Forestry & Wildlife
AUBURN, Ala. — Chinese privet is commonly found as an ornamental throughout the southeastern United States, but it is an invasive species in the region’s woodlands. December is an optimal time to control Chinese privet. At this time, hardwoods are dormant and will avoid injury from herbicides.
Chinese privet is a single to multi-stemmed shrub with dark green leaves that grow throughout the year. It produces thick clusters of small white flowers each spring. Dark blue fruits mature in the fall and persist into the winter. It reproduces by seed and by shallow creeping lateral roots that produce sprouts, forming dense thickets.
Foliar herbicide treatments are effective into the early winter as long as day temperatures reach the 50s and cooler temperatures do not persist. Summertime foliar treatments may be less effective, requiring higher concentration of herbicide, and pose a greater risk to actively growing hardwoods.

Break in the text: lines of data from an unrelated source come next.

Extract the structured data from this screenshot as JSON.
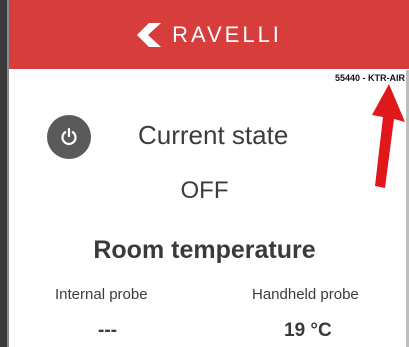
{
  "header": {
    "brand_name": "RAVELLI",
    "brand_icon": "ravelli-logo-icon",
    "background_color": "#d63d3b"
  },
  "device": {
    "id_label": "55440 - KTR-AIR"
  },
  "status": {
    "power_icon": "power-icon",
    "label": "Current state",
    "value": "OFF"
  },
  "room_temperature": {
    "title": "Room temperature",
    "probes": [
      {
        "label": "Internal probe",
        "value": "---"
      },
      {
        "label": "Handheld probe",
        "value": "19 °C"
      }
    ]
  },
  "annotation": {
    "arrow_icon": "red-arrow-icon",
    "arrow_color": "#e0181c"
  }
}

Alabama Extension forestry specialist Dr. Nancy Loewenstein said treating privet in December is beneficial because temperatures are cooler and undesirable critters are less active.
Some beekeepers use Chinese privet as a source of nectar each spring during flowering. Many birds eat the fruits in winter while other fruits are not readily available, and deer use privet for cover and grazing.
Although privet may be pleasing to the eye and beneficial to some wildlife, the true costs of the invasive species outweigh the benefits in Alabama forests.
“A few privet may be pleasing to the eye, but privet thickets create an unappealing, monotonous ‘green wall’,” Loewenstein said. “Dense thickets shade out other trees and shrubs which would provide a variety of food sources for deer and other wildlife.”
Deer browse young privet, but the foliage of mature plants is too high to reach. Birds eat and spread privet seed. Honeybees may take advantage of the spring flowers, but studies show that removing privet helps restore native bee populations.
Loewenstein said privet pollen is highly allergenic and proximity to privet in the spring brings misery to those who suffer from seasonal allergies.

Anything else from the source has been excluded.